On the one hand, why would you rhapsodize about a job where you were on the bottom of the hospital pecking order? An SLP is trained and conditioned to work with and communicate with doctors, nurses, psychologists, educators, parents, rad technologists and the like. You are entrusted to be in most settings, semi-autonomous and self-driven to manage your caseload and advocate for persons served. The orderly was instead, task- and criterion-driven to work down a checklist of responsibilities for a shift. Making beds with sharp hospital corners!
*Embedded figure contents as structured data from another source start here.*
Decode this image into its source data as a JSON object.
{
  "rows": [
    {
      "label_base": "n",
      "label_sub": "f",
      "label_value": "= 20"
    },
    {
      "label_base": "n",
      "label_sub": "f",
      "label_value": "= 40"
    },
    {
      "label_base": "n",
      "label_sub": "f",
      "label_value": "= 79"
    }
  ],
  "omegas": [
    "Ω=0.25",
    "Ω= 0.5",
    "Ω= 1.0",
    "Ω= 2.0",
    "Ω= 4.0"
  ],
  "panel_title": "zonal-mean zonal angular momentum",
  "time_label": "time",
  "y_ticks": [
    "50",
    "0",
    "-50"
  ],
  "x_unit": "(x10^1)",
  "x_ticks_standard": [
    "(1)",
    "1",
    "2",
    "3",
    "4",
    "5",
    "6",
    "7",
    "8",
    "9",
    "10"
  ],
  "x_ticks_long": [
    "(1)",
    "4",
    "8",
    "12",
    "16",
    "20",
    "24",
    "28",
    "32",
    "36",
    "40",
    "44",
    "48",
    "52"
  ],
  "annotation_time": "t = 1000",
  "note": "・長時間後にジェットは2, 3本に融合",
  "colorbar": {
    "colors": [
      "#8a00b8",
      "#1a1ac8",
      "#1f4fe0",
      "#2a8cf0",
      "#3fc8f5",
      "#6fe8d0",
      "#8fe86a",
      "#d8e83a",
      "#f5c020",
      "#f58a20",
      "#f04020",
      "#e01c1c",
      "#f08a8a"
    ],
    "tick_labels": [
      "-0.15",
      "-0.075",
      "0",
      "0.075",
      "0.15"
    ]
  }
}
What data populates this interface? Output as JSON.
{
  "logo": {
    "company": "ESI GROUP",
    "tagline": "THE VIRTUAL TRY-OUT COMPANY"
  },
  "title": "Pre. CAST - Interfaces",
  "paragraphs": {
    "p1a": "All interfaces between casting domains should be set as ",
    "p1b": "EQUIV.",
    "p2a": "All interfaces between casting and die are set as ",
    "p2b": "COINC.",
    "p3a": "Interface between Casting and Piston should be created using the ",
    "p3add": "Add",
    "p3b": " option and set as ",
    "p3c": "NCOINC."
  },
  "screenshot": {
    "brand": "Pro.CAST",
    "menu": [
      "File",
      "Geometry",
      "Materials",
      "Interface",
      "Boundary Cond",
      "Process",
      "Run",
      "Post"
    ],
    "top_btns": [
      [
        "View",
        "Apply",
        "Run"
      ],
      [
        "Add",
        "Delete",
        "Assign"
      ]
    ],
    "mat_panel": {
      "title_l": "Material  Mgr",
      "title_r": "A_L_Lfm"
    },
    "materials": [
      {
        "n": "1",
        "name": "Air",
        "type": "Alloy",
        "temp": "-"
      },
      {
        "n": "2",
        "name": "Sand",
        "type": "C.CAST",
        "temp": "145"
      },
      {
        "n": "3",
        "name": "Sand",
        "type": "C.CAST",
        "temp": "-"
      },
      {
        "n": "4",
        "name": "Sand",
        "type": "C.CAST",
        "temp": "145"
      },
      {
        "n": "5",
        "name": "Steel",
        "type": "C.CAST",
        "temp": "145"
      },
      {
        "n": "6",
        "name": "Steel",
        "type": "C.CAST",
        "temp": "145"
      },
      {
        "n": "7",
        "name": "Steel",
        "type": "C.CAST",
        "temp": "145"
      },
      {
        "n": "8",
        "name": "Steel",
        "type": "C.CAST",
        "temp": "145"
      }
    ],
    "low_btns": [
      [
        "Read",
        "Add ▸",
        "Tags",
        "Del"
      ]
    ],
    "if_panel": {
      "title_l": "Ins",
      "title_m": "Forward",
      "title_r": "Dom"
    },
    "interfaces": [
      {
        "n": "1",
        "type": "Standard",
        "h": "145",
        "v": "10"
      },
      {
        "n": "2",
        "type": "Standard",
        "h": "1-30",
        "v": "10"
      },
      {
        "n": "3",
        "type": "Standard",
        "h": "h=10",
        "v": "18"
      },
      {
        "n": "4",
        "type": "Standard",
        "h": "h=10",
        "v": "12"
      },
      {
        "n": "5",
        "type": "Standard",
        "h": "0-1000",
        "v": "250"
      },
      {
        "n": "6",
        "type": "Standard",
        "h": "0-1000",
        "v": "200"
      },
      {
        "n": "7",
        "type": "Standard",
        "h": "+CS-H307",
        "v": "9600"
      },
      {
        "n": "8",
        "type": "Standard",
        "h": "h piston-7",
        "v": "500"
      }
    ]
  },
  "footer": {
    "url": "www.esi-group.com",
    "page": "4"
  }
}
Collecting meal trays for dietary staff! Collecting, as an elderly Italian-American man once offered up, the "UREEN" for the lab! Yet, as I learned the job on a urology ward and later in the hospital's ER, then in a university hospital (ENT ward, general surgery clinic) and nursing home in Iowa - there was so much more.
With more and more work experience, I made the transition from completing non-medical to routine medical tasks. With knowledge I had accumulated about the medical conditions of persons served, I got the chance to assist nurses and doctors in frequent procedures. Catheter placements! Staple removal!! Nasogastric tube feeding!!! I learned to be vigilant for persons' needs - whether physical or emotional. I was pulled out of my shy dweeb shell, when forced to check in frequently with those persons assigned to me: as a result, I grew to know each person very well. I got to know the units on which these persons were housed very well, too. As a speech -language pathologist that will engage with these facilities, whether they are medical or long-term care, I respect the direct care staff and seek their advice for best care of the person served.
And so, WHY do I feel privileged to have been a CNA? The skill set that grew out of those work experiences includes:
* physical effort in patient care, higher than that of most SLP's: hard physical work feels good!
* work processes of high frequency, that extend across diagnostic categories to meet criteria of a treatment plan: you can have a lot of pride in work that is repetitive and of low complexity.
* interpersonal communication experiences across ages, both genders and all socioeconomic tiers: when people are ill or convalescing, having someone to listen to them can spur healing.
* being THE direct care staff who knows the person served very well, and serves as an advocate for them with the healthcare system: frequent attention to the person served only strengthens the therapeutic alliance.